The code I was working on loads a couple of thousands numbers from a database, stores all the numbers as doubles, does some calculations with them and outputs some results rounded half-up to two decimal places. The new feature I had to implement involved adding constants to those numbers. For one value, 0.315, the constant in one of my test cases was 0.80. The original output was “0.32” and I expected to see “1.12” as the new rounded result, but what I saw instead was “1.11”.

What happened?

After the fact, nothing too surprising – I just hit decimals which do not have a finite representation as a binary floating point number. Let me explain, if you are not familiar with this phenomenon: 1/3 happens to be a fraction which does not have a finte representation as a decimal:

1/3=0.333333333333…

If a fraction has a finite representation or not, depends not only on the fraction, but also on the base of your numbersystem. And so it happens, that some innocent looking decimal like 0.8=4/5 has the following representation with base 2:

4/5=0.1100110011001100… (base 2)

So if you represent 4/5 as a double, it will turn out to be slightly less. In my example, both numbers, 0.315 and 0.8 do not have a finite binary representation and with those errors, their sum turns out to be slightly less than 1.115 which yields “1.11” after rounding. On a very rough count, in my case, this problem appeared for about one in a hundred numbers in the output.

What now?

The customer decided that the problem should be fixed, if it appears too often and it does not take to much time to fix it. When I started to think about some automated way to count the mistakes, I began to realize, that I actually have all the information I need to compute the correct output – I just had to round twice. Once say, at the fourth decimal place and a second time to the required second decimal place:

(new BigDecimal(0.8d+0.315d))
    .setScale(4, RoundingMode.HALF_UP)
    .setScale(2, RoundingMode.HALF_UP)

Which produces the desired result “1.12”.

If doubles are used, the errors explained above can only make a difference of about 10^{-15}, so as long as we just add a double to a number with a short decimal representation while staying in the same order of magnitude, we can reproduce the precise numbers from doubles by setting the scale (which amounts to rounding) of our double as a BigDecimal.
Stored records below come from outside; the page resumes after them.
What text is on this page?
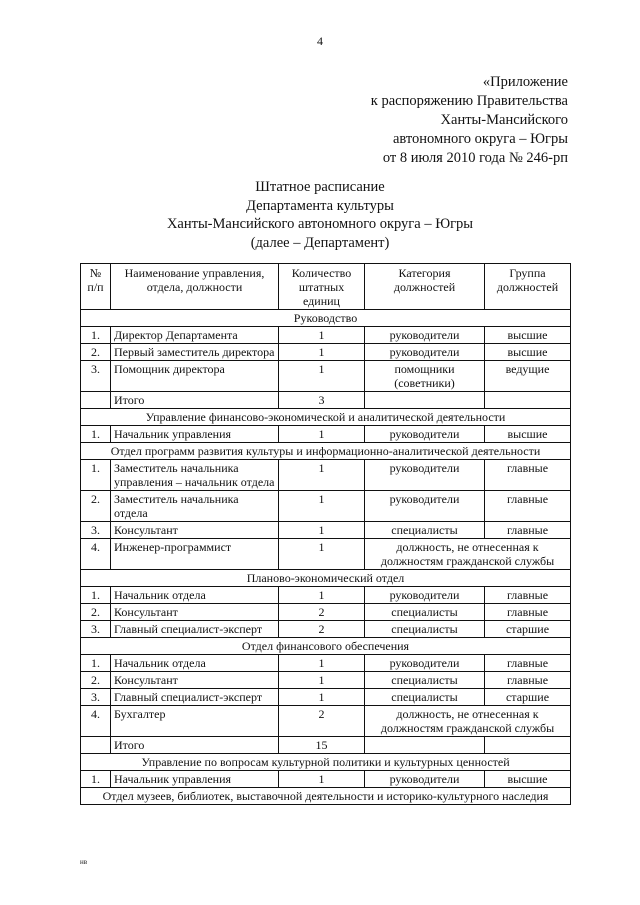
4
«Приложение
к распоряжению Правительства
Ханты-Мансийского
автономного округа – Югры
от 8 июля 2010 года № 246-рп
Штатное расписание
Департамента культуры
Ханты-Мансийского автономного округа – Югры
(далее – Департамент)
№ п/п	Наименование управления, отдела, должности	Количество штатных единиц	Категория должностей	Группа должностей
Руководство				
1.	Директор Департамента	1	руководители	высшие
2.	Первый заместитель директора	1	руководители	высшие
3.	Помощник директора	1	помощники (советники)	ведущие
	Итого	3		
Управление финансово-экономической и аналитической деятельности				
1.	Начальник управления	1	руководители	высшие
Отдел программ развития культуры и информационно-аналитической деятельности				
1.	Заместитель начальника управления – начальник отдела	1	руководители	главные
2.	Заместитель начальника отдела	1	руководители	главные
3.	Консультант	1	специалисты	главные
4.	Инженер-программист	1	должность, не отнесенная к должностям гражданской службы	
Планово-экономический отдел				
1.	Начальник отдела	1	руководители	главные
2.	Консультант	2	специалисты	главные
3.	Главный специалист-эксперт	2	специалисты	старшие
Отдел финансового обеспечения				
1.	Начальник отдела	1	руководители	главные
2.	Консультант	1	специалисты	главные
3.	Главный специалист-эксперт	1	специалисты	старшие
4.	Бухгалтер	2	должность, не отнесенная к должностям гражданской службы	
	Итого	15		
Управление по вопросам культурной политики и культурных ценностей				
1.	Начальник управления	1	руководители	высшие
Отдел музеев, библиотек, выставочной деятельности и историко-культурного наследия				
нв
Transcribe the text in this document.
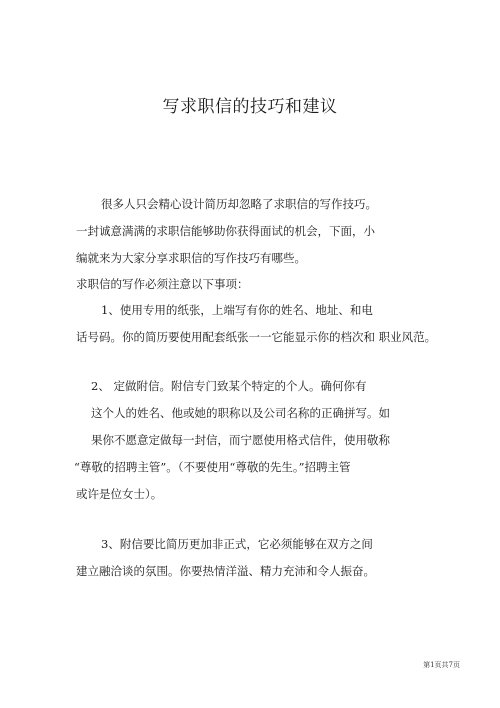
写求职信的技巧和建议
很多人只会精心设计简历却忽略了求职信的写作技巧。
一封诚意满满的求职信能够助你获得面试的机会，下面，小
编就来为大家分享求职信的写作技巧有哪些。
求职信的写作必须注意以下事项：
1、使用专用的纸张，上端写有你的姓名、地址、和电
话号码。你的简历要使用配套纸张一一它能显示你的档次和 职业风范。
2、 定做附信。附信专门致某个特定的个人。确何你有
这个人的姓名、他或她的职称以及公司名称的正确拼写。如
果你不愿意定做每一封信，而宁愿使用格式信件，使用敬称
“尊敬的招聘主管”。（不要使用“尊敬的先生。”招聘主管
或许是位女士）。
3、附信要比简历更加非正式，它必须能够在双方之间
建立融洽谈的氛围。你要热情洋溢、精力充沛和令人振奋。
第1页共7页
But of course, this can go wrong, if we use numbers, that do not have a short neat decimal representation like 0.315. In my case, I was lucky. First, I knew that all the input numbers have a precision of three decimal places. There are some calculations to be done with those numbers. But: All numbers are roughly in the same order of magnitude and there is only comparing, sorting, filtering and the only honest calculation is taking arithmetic means. And the latter only means I had to increase the scale from 4 to 8 to never see any error again.

So, this solution might look a bit sketchy, but in the end it solves the problem with the limited time budget, since the only change happens in the output function. And it can also be a valid first step of a migration to numbers with managed precision.